Sales of the popular, commercial beers are declining—domestic brews dipped 1.4% in 2010, with Budweiser the hardest hit (a loss of 7.3%). During the same period, craft beer sales increased 12%, followed by a 15% gain in 2011.
The Brewer’s Association defines a craft beer as “small, independent and traditional,” with an annual production of less than 6 million barrels. The universe of craft beer is divided into distinct categories. Micro-breweries are the smallest, making less than 15,000 barrels each year and selling at least 75% off-site. Brewpubs are part restaurant and part brewery, selling 25% or more of its beer on the premises. Consumers are most likely to be familiar with regional craft breweries that focus primarily on malt beers, and “use adjuncts to enhance rather than lighten flavor.”
Who’s buying craft beer? Supposedly, the people who used to spend more than $50 on a bottle of wine. Here’s my theory: After the Great Recession, displays of profligate spending became unfashionable. An expensive wine is easily identified by its accessories—crystal decanters and stemware, $250 corkscrews, aerators—whereas an expensive bottle of beer in the fridge just looks like a bottle of beer.

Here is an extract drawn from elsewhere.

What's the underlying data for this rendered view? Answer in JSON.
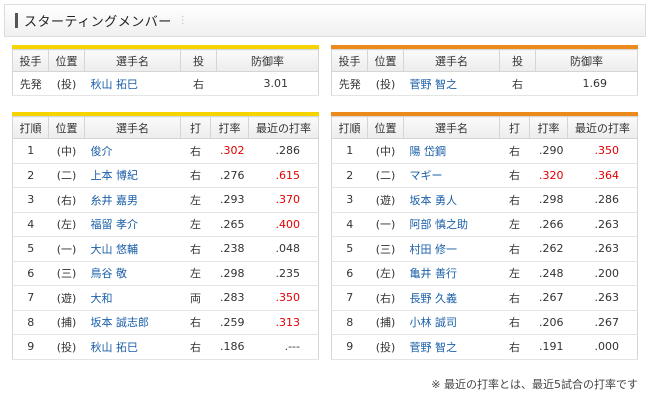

As an introduction to the universe of craft beer, here’s a batch of recommendations in different categories:
Narragansett Lager ($1.10, 12 oz.): An alternative to the bland, mass-produced lagers that clog the retail shelf.
White Rascal ($2, 12 oz.): An American take on a Belgian wheat beer, spiced with coriander and Curaçao orange peel.
Dogfish 60 Minute India Pale Ale $3, 12 oz.): What Dog Fish calls “an off-centered ale for off-centered people,” this perfect example of an East Coast IPA is filled with floral notes and a honeyed texture.
Rogue Spirits American Amber Ale ($6, 22 oz.): This rich ale combines overtones of citrus and coffee with a creamy texture and pleasant bitterness.